Seducir con ideas de izquierda

Abramovich, por su parte, considera que Israel no puede cargar con el peso de los territorios sobre sus hombros. «Hay que retirarse de ahí, no solo les hace daño a ellos, también a la izquierda israelí». El problema, añade, es que «al otro lado no hay nadie a los que podamos seducir con nuestras ideas de izquierda. Todos los días oyen que la finalidad es destruir a Israel». El argentino, que sigue trabajando en la fábrica a los 77 pero ya no es reservista, asegura que Hamás no está sola. «Tienen ayuda de los países árabes, e Irán es el más terrible -valora-. Apoya a Hezbolá del Líbano, que es una ofensa a la humanidad. ¡Es tremendo lo que hacen en Yemen y Siria!». Y anota que Israel ha montado un hospital en la frontera siria para atender a heridos de guerra.

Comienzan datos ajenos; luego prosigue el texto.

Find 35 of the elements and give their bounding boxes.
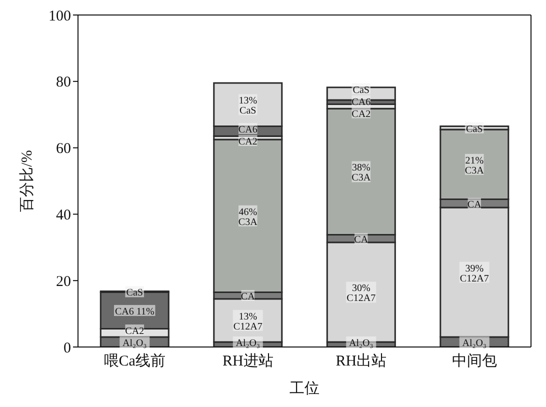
data-label: CA6 xyxy=(238,124,258,136)
data-label: 21% C3A xyxy=(464,155,485,176)
y-tick-label: 60 xyxy=(56,141,71,158)
data-label: Al₂O₃ xyxy=(462,338,486,349)
x-tick-label: 中间包 xyxy=(452,352,497,370)
x-tick-label: 喂Ca线前 xyxy=(104,352,166,370)
data-label: Al₂O₃ xyxy=(122,338,147,349)
data-label: 13% CaS xyxy=(238,96,258,117)
data-label: CaS xyxy=(352,84,370,96)
data-label: CaS xyxy=(126,288,143,299)
data-label: 30% C12A7 xyxy=(346,283,376,304)
y-tick-label: 40 xyxy=(56,208,71,224)
data-label: CA2 xyxy=(238,136,258,148)
data-label: CA6 11% xyxy=(114,306,154,318)
data-label: CA2 xyxy=(125,326,144,337)
data-label: CA6 xyxy=(352,96,371,108)
data-label: CA2 xyxy=(352,108,371,120)
y-tick-label: 20 xyxy=(56,274,71,290)
data-label: 39% C12A7 xyxy=(460,263,489,284)
data-label: CA xyxy=(467,199,482,210)
data-label: CA xyxy=(240,292,256,303)
data-label: 38% C3A xyxy=(352,162,372,184)
y-tick-label: 80 xyxy=(56,74,71,91)
data-label: Al₂O₃ xyxy=(349,338,374,349)
y-tick-label: 100 xyxy=(48,8,71,24)
y-axis-title: 百分比/% xyxy=(18,150,36,212)
data-label: 46% C3A xyxy=(238,206,258,228)
data-label: 13% C12A7 xyxy=(233,311,262,332)
data-label: CaS xyxy=(466,124,483,135)
x-tick-label: RH进站 xyxy=(222,352,274,370)
x-axis-title: 工位 xyxy=(290,380,320,397)
data-label: CA xyxy=(354,234,369,246)
y-tick-label: 0 xyxy=(64,340,71,356)
data-label: Al₂O₃ xyxy=(236,338,260,349)
x-tick-label: RH出站 xyxy=(336,352,387,370)
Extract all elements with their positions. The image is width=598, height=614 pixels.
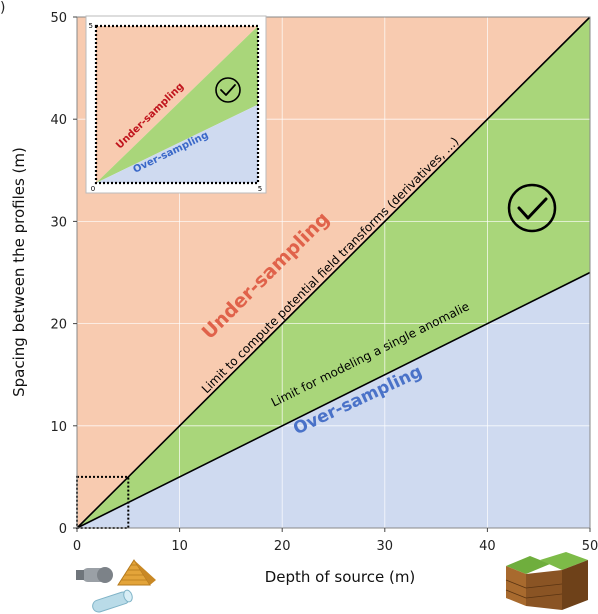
x-tick-label: 50 [582, 539, 598, 554]
source-icons [76, 552, 588, 613]
y-tick-label: 50 [50, 11, 67, 26]
x-tick-label: 0 [73, 539, 81, 554]
x-tick-label: 40 [479, 539, 496, 554]
inset-check-mark-tick [220, 84, 236, 96]
fault-top-right [540, 552, 588, 570]
inset-over-region [96, 104, 258, 183]
fault-layer [525, 583, 563, 589]
y-tick-label: 20 [50, 318, 67, 333]
fault-layer [525, 593, 563, 599]
inset-x-tick-label: 0 [91, 185, 95, 193]
cannon-icon [76, 567, 113, 583]
x-tick-label: 20 [274, 539, 291, 554]
fault-top-left [506, 556, 550, 574]
fault-layer [505, 579, 527, 589]
panel-label: ) [0, 0, 6, 16]
y-tick-label: 0 [59, 522, 67, 537]
fault-side-right [562, 560, 588, 610]
plot-border [76, 16, 591, 529]
limit-lines [76, 16, 591, 529]
cannon-ball [97, 567, 113, 583]
pyramid-side [134, 560, 156, 585]
limit-line-transforms [76, 16, 591, 529]
check-mark-icon [507, 183, 557, 233]
y-tick-label: 10 [50, 420, 67, 435]
pyramid-icon [117, 559, 156, 586]
inset-y-tick-label: 5 [89, 22, 93, 30]
x-tick-label: 30 [377, 539, 394, 554]
pipe-end [123, 589, 133, 603]
y-tick-label: 40 [50, 113, 67, 128]
inset-check-mark-circle [215, 77, 241, 103]
inset-dotted-frame [94, 24, 260, 185]
check-mark-circle [507, 183, 557, 233]
inset-x-tick-label: 5 [258, 185, 262, 193]
check-mark-tick [517, 197, 548, 220]
pipe-icon [92, 589, 133, 613]
y-tick-label: 30 [50, 215, 67, 230]
inset-valid-region [96, 26, 258, 183]
fault-layer [505, 589, 527, 599]
fault-front-mid [526, 570, 562, 610]
cannon-breech [76, 570, 84, 580]
x-axis-label: Depth of source (m) [265, 568, 416, 586]
geological-fault-icon [505, 552, 588, 610]
limit-line-single-anomalie [76, 271, 591, 529]
y-axis-label: Spacing between the profiles (m) [10, 147, 28, 397]
x-tick-label: 10 [171, 539, 188, 554]
plot-frame [76, 16, 591, 529]
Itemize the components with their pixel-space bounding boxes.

No es la única iniciativa de pacificación. La esposa de Trzewik, Yael, es miembro de la oenegé Road to Recovery, que recoge en el punto fronterizo de Gaza a niños que necesitan asistencia médica y los traslada a hospitales israelís («es una forma de desdemonizar; de que vean que no somos monstruos sino personas»). Su cuñado, por su parte, tiene un foro de familias víctimas del conflicto y organiza una ceremonia conjunta en memoria de los muertos previa al Yom Kippur (Día de la Expiación). «En la última el Supremo israelí aprobó la entrada de 90 palestinos para asistir a la ceremonia -explica Trzewik-. Fuera, manifestantes de ultraderecha nos acusaban de traidores. Una situación extraña: le decían a gente que había perdido a un ser querido cómo tenían que hacer su duelo».

Entre «ocupantes» y «traidores». Ahí sobreviven los tres. Pero la esperanza, coinciden, es lo último que se pierde.